In an alternate universe, in a civilization similar to our own, they have no money (gasp).
Without money, a store of value and means of exchange, they are forced to come up with collateral for the goods they wish to purchase. They exchange pales of fish for pairs of shoes, and flat-screen TVs for a three-night stay in Boise.
It’s a labor of love, this universe, because to even produce a flat-screen TV, tens of thousands of market participants each demand a tailored bit of collateral for every exchange. The semiconductor producer responsible for the TV’s itty-bitty computer brain takes payments exclusively in rice, 40-some-odd trillion grains to be exact.
The plastics manufacturer who molds the housing for each TV has a thing for Mexican telenovela stars and beachfront properties in Fort Lauderdale. On it goes as they barter their way through a global supply chain of divas.
Thankfully, this universe is but a figment of the imagination. In our universe, we do have money, we need not barter nor forge an autographed headshot of Salma Hayek every time we buy a 65” from Samsung.
However, the alternate universe marketplace has one advantage that we lack. In barter-land, there are no buyers, and no sellers. In a bartering world, every purchase is an equal exchange agreed upon by both parties.
The moment they trade the deed to a 5-bed 3.5-bath beachfront villa for ten-thousand plastic TV parts, they get the parts, and the plastics manufacturer has a new home in Florida; both sides know the value of what they’ve received is equal to what they’ve exchanged.
In our reality, where we exchange money for things, the question of fairness is ever-present.

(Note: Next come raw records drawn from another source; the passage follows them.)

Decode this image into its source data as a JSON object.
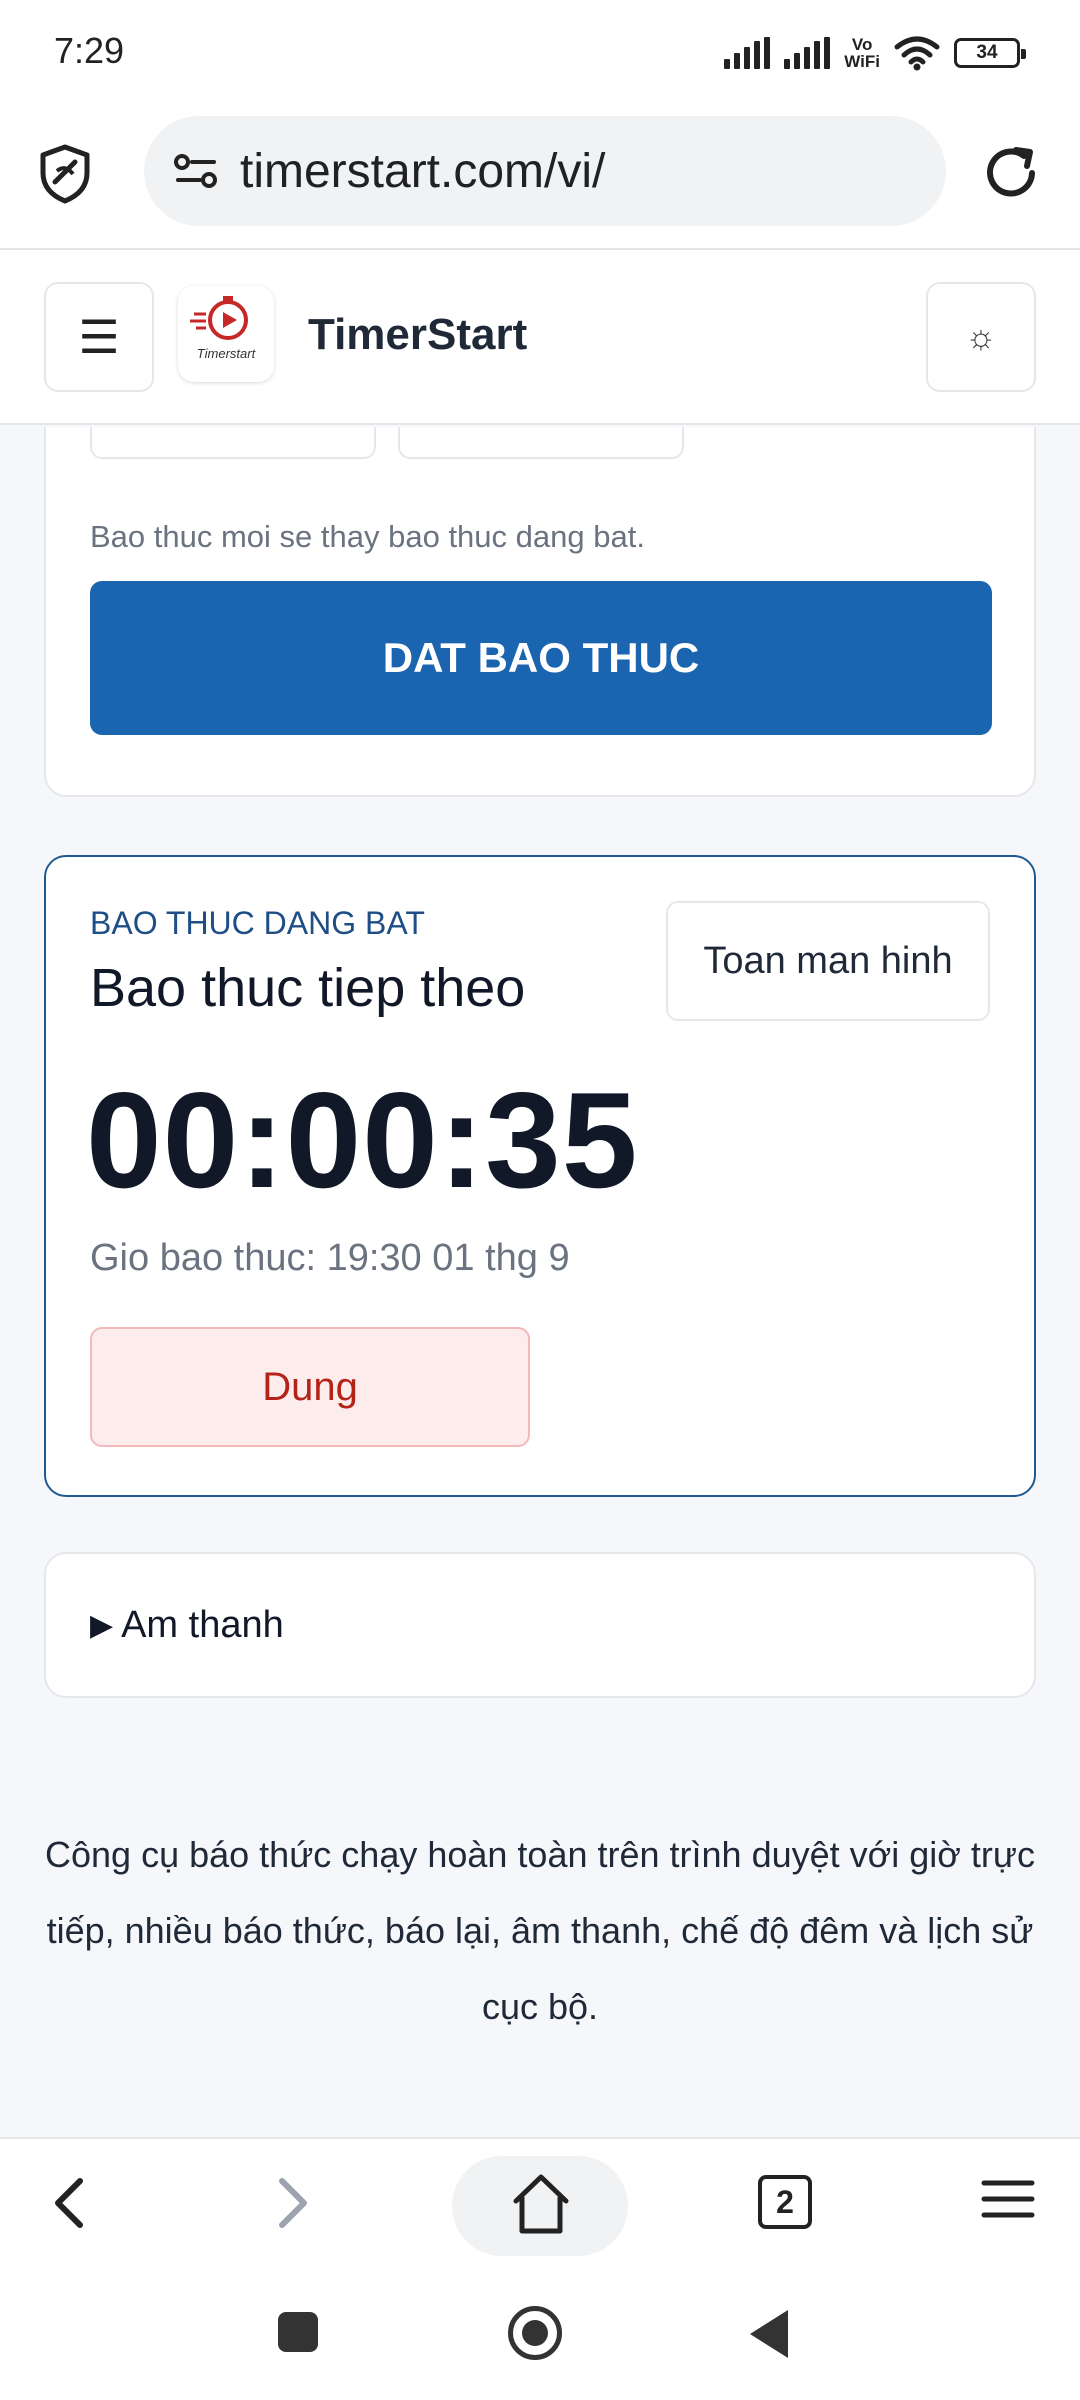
{
  "status_bar": {
    "time": "7:29",
    "vowifi_top": "Vo",
    "vowifi_bottom": "WiFi",
    "battery": "34"
  },
  "browser": {
    "url": "timerstart.com/vi/",
    "tabs_count": "2"
  },
  "site_header": {
    "logo_text": "Timerstart",
    "title": "TimerStart",
    "menu_glyph": "☰",
    "theme_glyph": "☼"
  },
  "set_alarm_card": {
    "note": "Bao thuc moi se thay bao thuc dang bat.",
    "set_button_label": "DAT BAO THUC"
  },
  "active_alarm_card": {
    "label": "BAO THUC DANG BAT",
    "title": "Bao thuc tiep theo",
    "fullscreen_label": "Toan man hinh",
    "countdown": "00:00:35",
    "alarm_time": "Gio bao thuc: 19:30 01 thg 9",
    "stop_label": "Dung"
  },
  "sound_section": {
    "triangle": "▶",
    "label": "Am thanh"
  },
  "footer": {
    "description": "Công cụ báo thức chạy hoàn toàn trên trình duyệt với giờ trực tiếp, nhiều báo thức, báo lại, âm thanh, chế độ đêm và lịch sử cục bộ."
  },
  "colors": {
    "primary": "#1a64b0",
    "active_border": "#1e5b93",
    "stop_bg": "#fdecec",
    "stop_text": "#b42318"
  }
}
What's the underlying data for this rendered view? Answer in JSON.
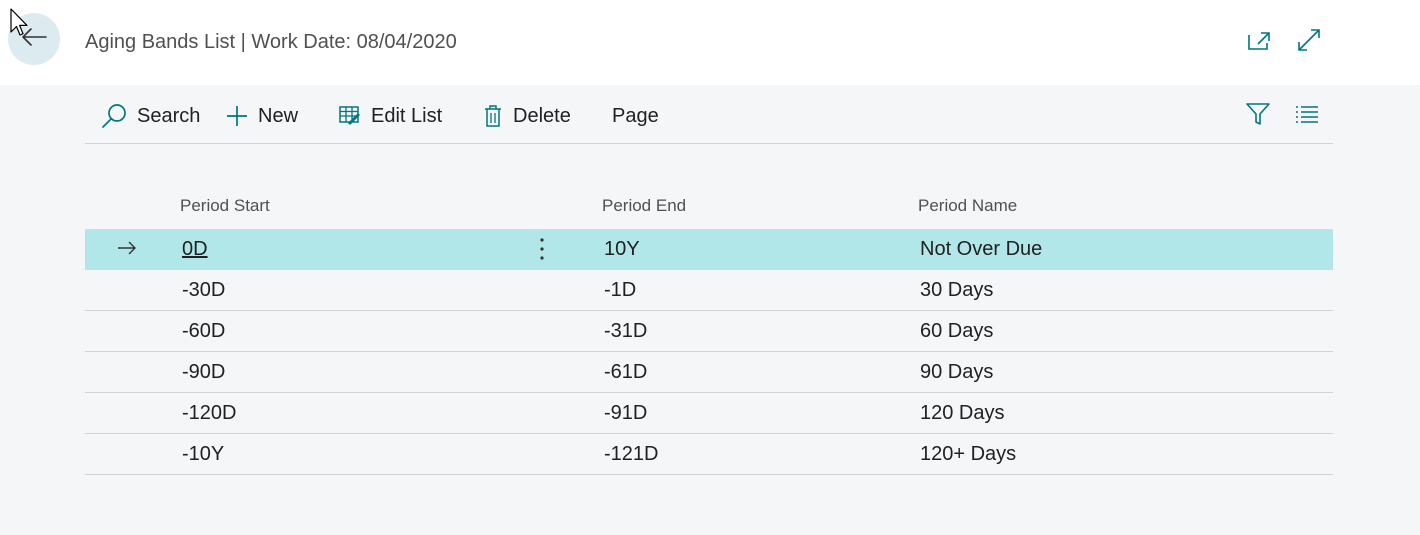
{
  "header": {
    "title": "Aging Bands List | Work Date: 08/04/2020",
    "back_icon": "arrow-left-icon",
    "open_new_window_icon": "open-in-new-window-icon",
    "expand_icon": "expand-icon"
  },
  "actions": {
    "search": "Search",
    "new": "New",
    "edit_list": "Edit List",
    "delete": "Delete",
    "page": "Page"
  },
  "columns": {
    "period_start": "Period Start",
    "period_end": "Period End",
    "period_name": "Period Name"
  },
  "rows": [
    {
      "start": "0D",
      "end": "10Y",
      "name": "Not Over Due",
      "selected": true
    },
    {
      "start": "-30D",
      "end": "-1D",
      "name": "30 Days"
    },
    {
      "start": "-60D",
      "end": "-31D",
      "name": "60 Days"
    },
    {
      "start": "-90D",
      "end": "-61D",
      "name": "90 Days"
    },
    {
      "start": "-120D",
      "end": "-91D",
      "name": "120 Days"
    },
    {
      "start": "-10Y",
      "end": "-121D",
      "name": "120+ Days"
    }
  ],
  "colors": {
    "accent": "#00767e",
    "selected_row": "#b2e7ea",
    "back_button_bg": "#dcebf0"
  }
}
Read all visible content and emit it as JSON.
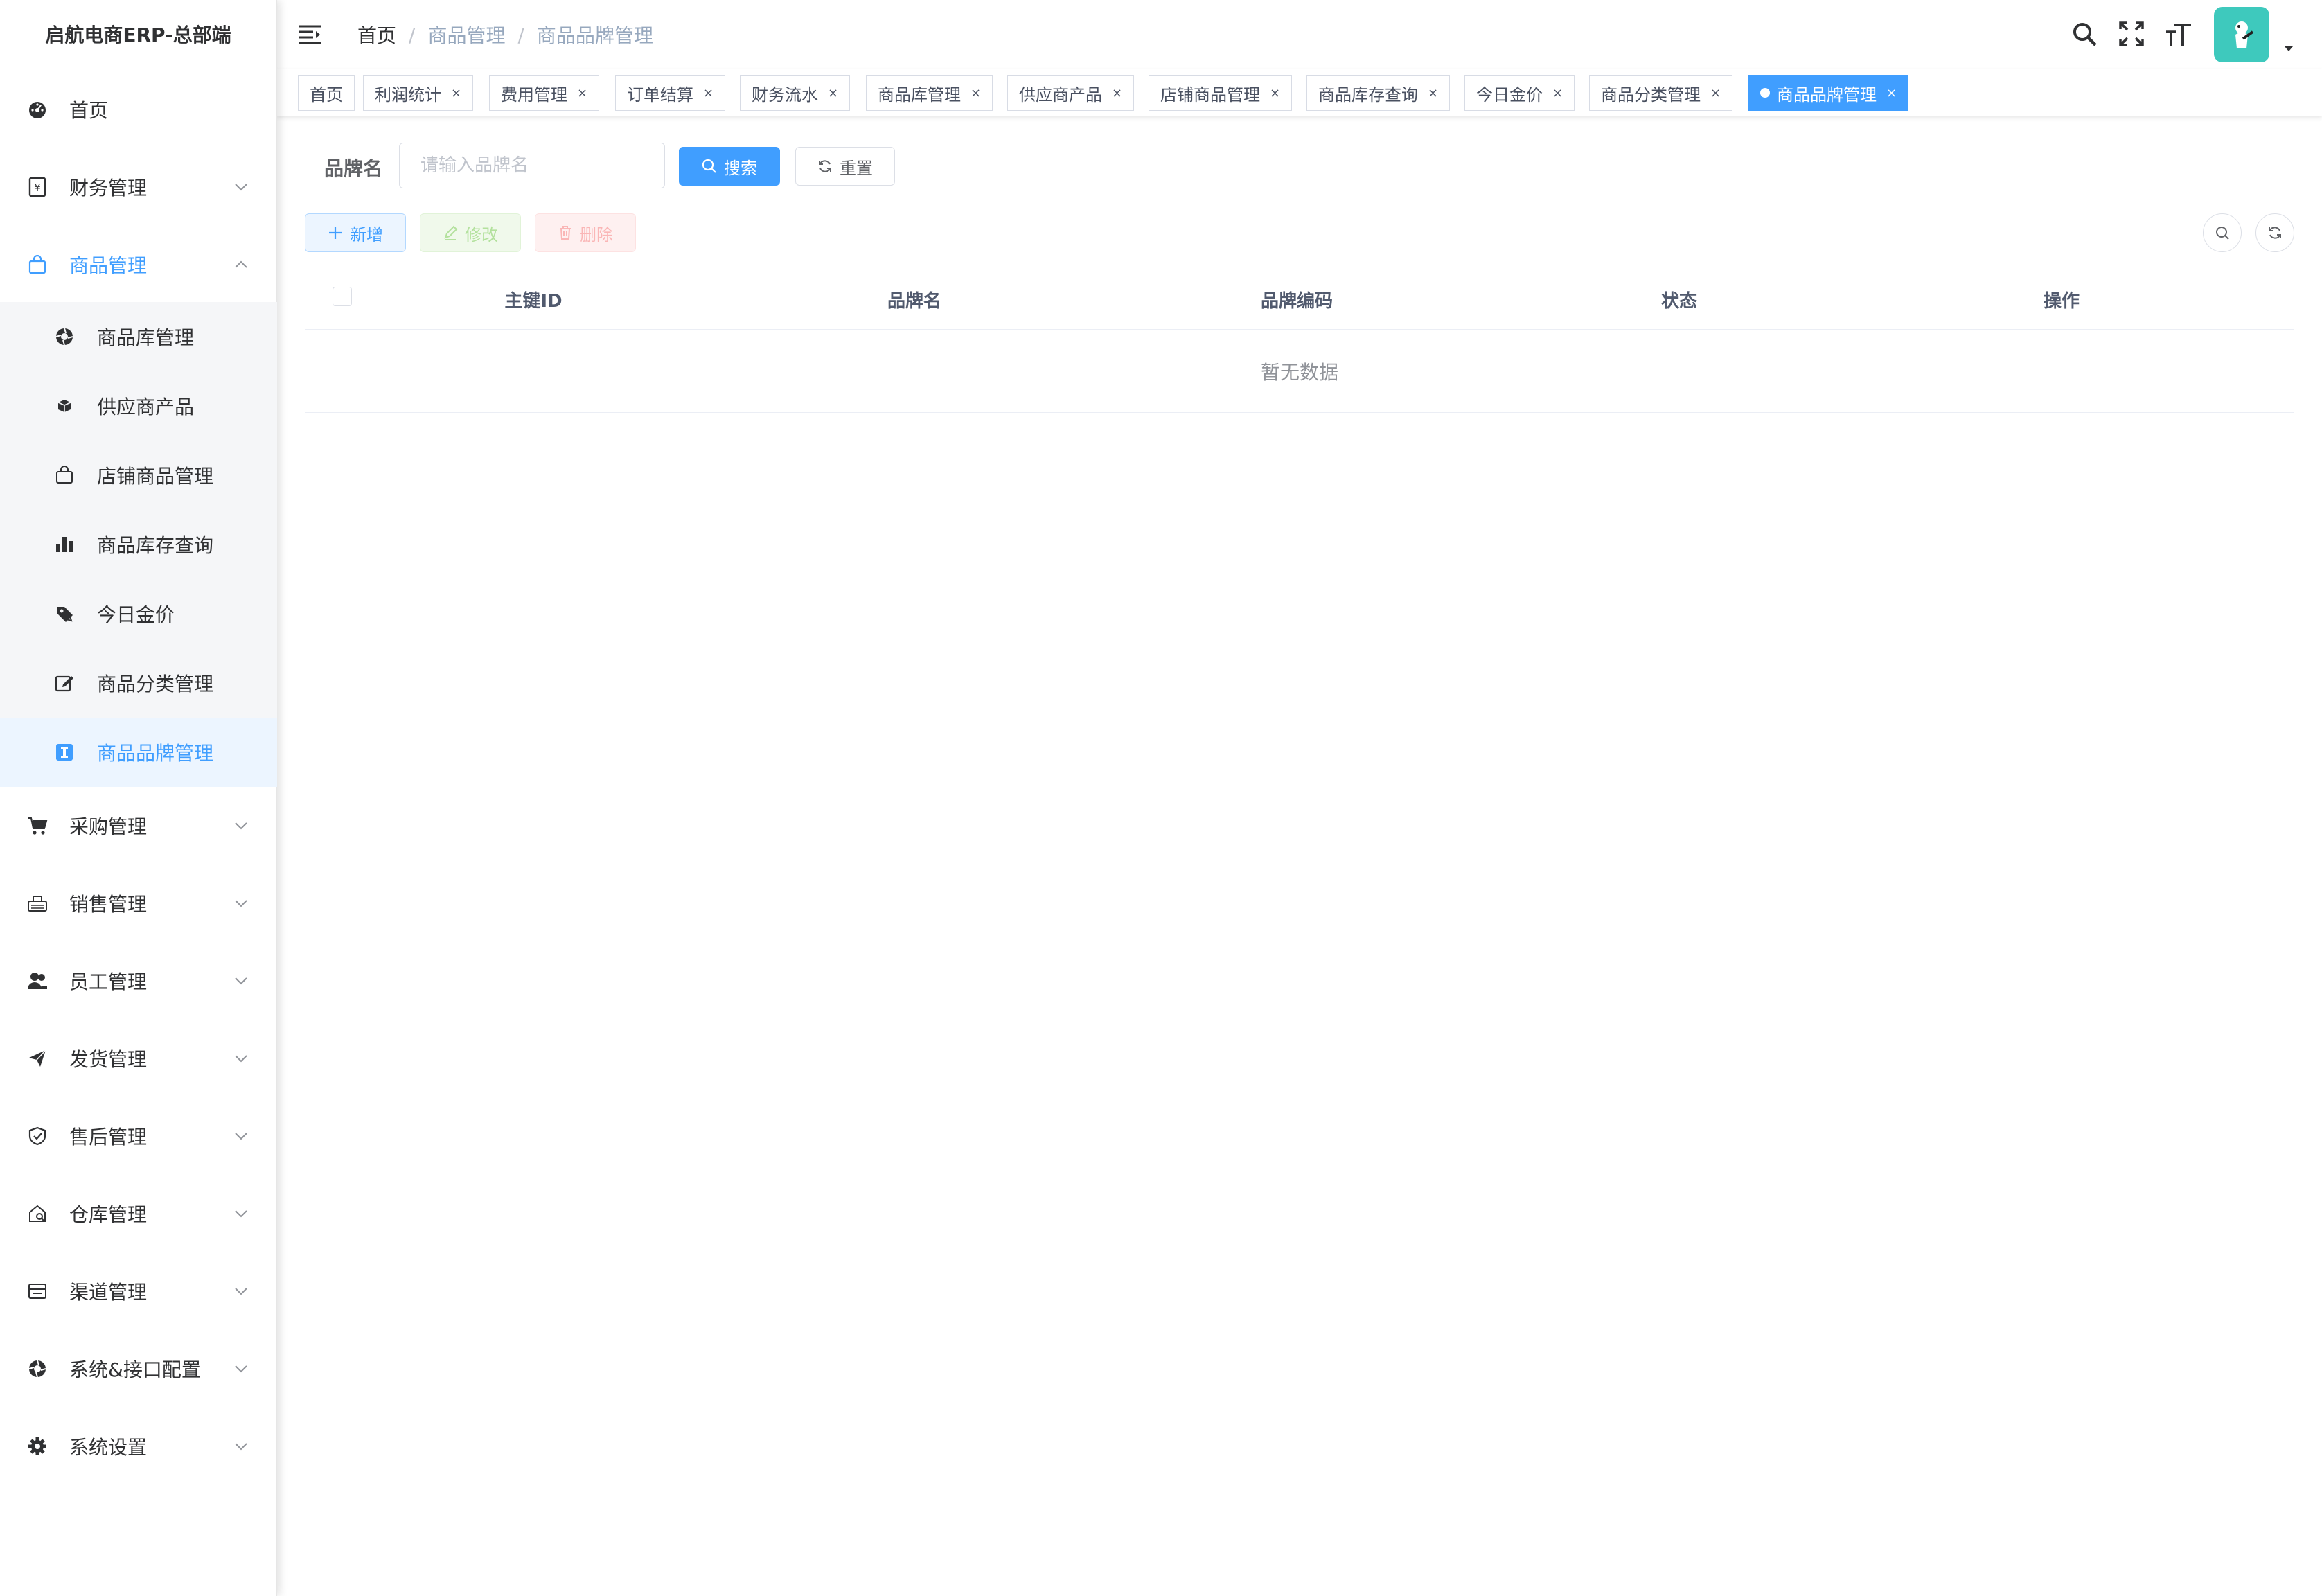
{
  "app": {
    "title": "启航电商ERP-总部端"
  },
  "sidebar": {
    "home": "首页",
    "finance": "财务管理",
    "goods": "商品管理",
    "goods_sub": {
      "library": "商品库管理",
      "supplier_products": "供应商产品",
      "shop_goods": "店铺商品管理",
      "stock_query": "商品库存查询",
      "gold_price": "今日金价",
      "category": "商品分类管理",
      "brand": "商品品牌管理"
    },
    "purchase": "采购管理",
    "sales": "销售管理",
    "staff": "员工管理",
    "shipping": "发货管理",
    "after_sales": "售后管理",
    "warehouse": "仓库管理",
    "channel": "渠道管理",
    "system_api": "系统&接口配置",
    "settings": "系统设置"
  },
  "breadcrumb": {
    "home": "首页",
    "goods": "商品管理",
    "current": "商品品牌管理",
    "separator": "/"
  },
  "tags": {
    "t0": "首页",
    "t1": "利润统计",
    "t2": "费用管理",
    "t3": "订单结算",
    "t4": "财务流水",
    "t5": "商品库管理",
    "t6": "供应商产品",
    "t7": "店铺商品管理",
    "t8": "商品库存查询",
    "t9": "今日金价",
    "t10": "商品分类管理",
    "t11": "商品品牌管理",
    "close_glyph": "×"
  },
  "search": {
    "label": "品牌名",
    "placeholder": "请输入品牌名",
    "search_btn": "搜索",
    "reset_btn": "重置"
  },
  "toolbar": {
    "add": "新增",
    "edit": "修改",
    "delete": "删除"
  },
  "table": {
    "columns": {
      "id": "主键ID",
      "name": "品牌名",
      "code": "品牌编码",
      "status": "状态",
      "actions": "操作"
    },
    "empty": "暂无数据"
  },
  "colors": {
    "primary": "#409eff",
    "avatar_bg": "#3ec9bd"
  },
  "icons": {
    "header": [
      "hamburger-icon",
      "search-icon",
      "fullscreen-icon",
      "font-size-icon",
      "avatar",
      "caret-down-icon"
    ]
  }
}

In an earlier piece, I note that buyers take a leap of faith with every transaction, but what about sellers?
In most cases today, a seller receives cash. Barterism lives on in the margins, but for most transactions that take place between buyer and seller, cash is involved. After the transaction takes place, the seller’s time-to-utility is zero—the thing they receive, money, is useful upon receipt. On the buyer side, that is not always the case.
There are few situations in which buyers are guaranteed to receive utility as quickly or sooner than the sellers. Even if we buy a water bottle to quench our thirst, uncertainty remains—what if the complete lack of electrolytes in that bottled water prevents our body from hydrating? (Fun-fact: milk hydrates better than water).
Which means the 99-cents we hand over in exchange for our planet’s most abundant liquid trapped in a transparent tube made of the planet’s second-most abundant liquid can fail to provide the utility we demand.
However, the seller now has 99-cents, and if they did everything right, a profit which enables expansion and further business—they have money whose utility is a given. And therein lies the flaw in our marketplace.
In our reality, buyers must give away a known quantity for an unknown quantity. And good marketers must keep this in mind. Sometimes the known quantity is small, as is the risk of loss, such as in the bottled water example. But there are many cases where the gap in confidence between buyer and seller is tremendous.
When we buy a house, a car, or designer clothing, anxiety is often our third wheel: is this iridescent pink Chanel scrunchy actually worth three paychecks? And unless the product is terribly under-priced, the seller never feels such anxiety. This inequity is what creates pushy salespeople and scummy marketers.
Those people enjoy the imbalance as they employ psychological tactics to temporarily shrink the confidence gap. Extreme discounts, limited-time offers, unrealizable promises, and big flashing signs that practically read, “you would be stupid not to buy this, Janet,” all help convince the buyer that they’re making the right decision.
I understand that purchases are emotional choices, and will almost always require at least a teensy-tiny poke at our lizard-brain to make them happen. But, that does not excuse us from holding the customer’s hand when and if we should. We have the opportunity, when we face a first-time customer, to provide a utility forecast.
We can reduce their anxiety, through marketing, by telling them how and when our product will fulfill its promise. And when the customer puts it to use, we can go above and beyond to ensure they gain everything they intended from that item.
Because lord knows, when they bought it, we got a guarantee, they got a promise. It’s our job to make sure they ultimately get a guarantee, too.